The Royals should not have lost three in a row after taking two of three from the Mariners and winning four in a row during their last homestand of the year. They should have not gotten swept after three strong to decent performances from Zack Greinke, Daniel Lynch, and Jon Heasley. And yet, despite all the momentum from Sunday’s 11-run comeback and some surprisingly strong starting pitching outings, the Royals and their offense fell flat on their faces at Comerica Park.

That signals a lot of warning signs from a manager and coaching staff, and it’s hard to imagine that getting much better for Matheny and company in 2023, especially with two years together at the helm prior to this season.

The pressure would also be incredibly immense on Matheny in April and May if he came back to manage in 2023.

In all likelihood, he would be let go at the first sign of struggle. It would be a situation akin to Trey Hillman in 2010, and even though the Royals eventually found the right manager to lead them to the promise land (Ned Yost), it took a while for the Royals to get there (Yost didn’t have a winning season until 2.5 years later) .

That is not healthy for a young Royals team that needs to gain some confidence and ability to sustain winning at the Major League level both next year an beyond. The Royals need consistent and fully supported leadership in the clubhouse, not to mention, a voice that can help them take the next step.

It’s hard to see Matheny and this staff do that, especially with the amount of losing that has accumulated since 2018 (many on the staff beyond Matheny have been around since then).

Hence, it makes sense why most Royals fans think Matheny will be gone after the season is done, especially after this embarrassing series against Detroit.

I think Matheny wasn’t a terrible choice in retrospect (I wasn’t exactly thrilled with his hiring when it was announced).

He eventually helped grow the young guys on this roster, especially this season. He was a manager who kept his dissatisfaction in the clubhouse, and always was quick to praise in public. That kind of approach was much-needed for a young group that has seen so much losing over the past three years in his tenure (and Tony La Russa of the White Sox is exhibit A of the opposite approach backfiring with a talented and young group).

Ultimately though, results matter.

They mattered with Moore, as he was let go due to a lack of results. They will matter with Picollo, who probably won’t have 16 years in Kansas City to turn this things around like his predecessor (I expect 2-3 years). And they should matter to Matheny and the coaching staff, who haven’t done much to help this Royals club avoid the basement in 2022.
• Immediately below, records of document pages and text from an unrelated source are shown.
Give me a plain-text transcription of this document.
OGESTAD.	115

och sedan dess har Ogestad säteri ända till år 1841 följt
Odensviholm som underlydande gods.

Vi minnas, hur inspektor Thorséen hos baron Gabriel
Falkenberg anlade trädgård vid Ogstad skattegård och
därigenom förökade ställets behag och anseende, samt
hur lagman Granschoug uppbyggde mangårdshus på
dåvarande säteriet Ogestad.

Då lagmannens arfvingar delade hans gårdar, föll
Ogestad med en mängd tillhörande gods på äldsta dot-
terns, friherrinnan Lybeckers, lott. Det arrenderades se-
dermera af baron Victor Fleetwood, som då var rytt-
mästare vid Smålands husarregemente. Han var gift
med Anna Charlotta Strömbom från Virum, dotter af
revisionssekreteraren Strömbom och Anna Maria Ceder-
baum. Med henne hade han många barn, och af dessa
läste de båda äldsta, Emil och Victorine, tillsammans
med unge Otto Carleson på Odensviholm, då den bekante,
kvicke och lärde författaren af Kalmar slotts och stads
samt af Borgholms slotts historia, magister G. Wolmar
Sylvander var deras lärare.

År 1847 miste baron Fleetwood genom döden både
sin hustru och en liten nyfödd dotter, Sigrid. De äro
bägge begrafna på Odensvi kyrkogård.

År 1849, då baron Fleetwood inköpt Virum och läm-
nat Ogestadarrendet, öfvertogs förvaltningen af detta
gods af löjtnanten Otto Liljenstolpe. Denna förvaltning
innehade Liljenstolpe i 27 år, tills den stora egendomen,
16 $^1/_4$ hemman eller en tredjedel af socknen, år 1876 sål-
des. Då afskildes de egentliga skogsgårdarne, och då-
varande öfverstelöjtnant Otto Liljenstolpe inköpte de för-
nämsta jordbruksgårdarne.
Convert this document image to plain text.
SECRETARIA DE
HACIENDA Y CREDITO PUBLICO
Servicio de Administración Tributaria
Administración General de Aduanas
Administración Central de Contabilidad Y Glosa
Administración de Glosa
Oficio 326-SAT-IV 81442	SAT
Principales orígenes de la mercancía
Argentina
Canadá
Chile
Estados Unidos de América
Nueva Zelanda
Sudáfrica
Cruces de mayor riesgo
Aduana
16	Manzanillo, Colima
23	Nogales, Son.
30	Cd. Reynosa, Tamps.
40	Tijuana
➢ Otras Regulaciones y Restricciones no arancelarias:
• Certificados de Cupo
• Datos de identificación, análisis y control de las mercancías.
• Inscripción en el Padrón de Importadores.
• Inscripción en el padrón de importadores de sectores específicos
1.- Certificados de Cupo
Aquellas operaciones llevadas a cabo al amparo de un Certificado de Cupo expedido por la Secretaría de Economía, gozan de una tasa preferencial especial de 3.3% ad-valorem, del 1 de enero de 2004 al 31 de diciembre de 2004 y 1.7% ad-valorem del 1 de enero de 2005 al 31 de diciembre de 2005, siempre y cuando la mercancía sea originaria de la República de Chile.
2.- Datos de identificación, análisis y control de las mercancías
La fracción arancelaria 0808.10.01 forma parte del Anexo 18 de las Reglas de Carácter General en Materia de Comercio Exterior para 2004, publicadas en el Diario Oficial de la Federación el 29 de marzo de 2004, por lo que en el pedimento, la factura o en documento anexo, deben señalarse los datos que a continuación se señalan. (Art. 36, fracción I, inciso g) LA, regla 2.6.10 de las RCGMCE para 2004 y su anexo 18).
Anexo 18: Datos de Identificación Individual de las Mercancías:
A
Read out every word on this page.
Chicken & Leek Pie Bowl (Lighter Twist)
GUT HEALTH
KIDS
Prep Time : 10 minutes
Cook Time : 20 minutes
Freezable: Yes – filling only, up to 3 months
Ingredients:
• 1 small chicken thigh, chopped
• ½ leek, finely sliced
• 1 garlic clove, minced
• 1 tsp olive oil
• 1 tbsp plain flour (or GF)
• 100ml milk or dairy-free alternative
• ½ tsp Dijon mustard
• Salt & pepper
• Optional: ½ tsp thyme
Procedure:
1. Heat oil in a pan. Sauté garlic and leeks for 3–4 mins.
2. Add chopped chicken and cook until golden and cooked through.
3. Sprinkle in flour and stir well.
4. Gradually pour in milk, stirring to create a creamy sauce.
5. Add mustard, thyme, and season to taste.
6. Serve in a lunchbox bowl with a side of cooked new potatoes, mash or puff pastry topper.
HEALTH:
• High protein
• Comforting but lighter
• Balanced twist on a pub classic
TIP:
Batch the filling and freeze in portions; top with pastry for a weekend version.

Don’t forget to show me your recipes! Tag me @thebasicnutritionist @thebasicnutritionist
A last place finish this year, and being behind a club like the Tigers, who were beset tremendously by injuries, is simply the final nail in the coffin for this Royals coaching staff, as painful as that is to write.

It will be interesting to see who Picollo will tab as the next Royals manager to replace Matheny.

Will he go with a veteran guy, like Joe Maddon or Ron Washington, who brought multiple pennants to clubs they managed? Or will Picollo go outside-the-box and maybe look to a former Royals player like Carlos Beltran (who was on pace to be the Mets manager before the Astros scandal hit) or Raul Ibañez, who was part of the Royals 2014 pennant team as a player, and was credited as vocal clubhouse leader who resonated with the young Royals core.

Picollo will have his share of managerial candidates this winter…

Which is further reason why the Matheny era in Kansas City needs to be over shortly after the 2022 season is as well.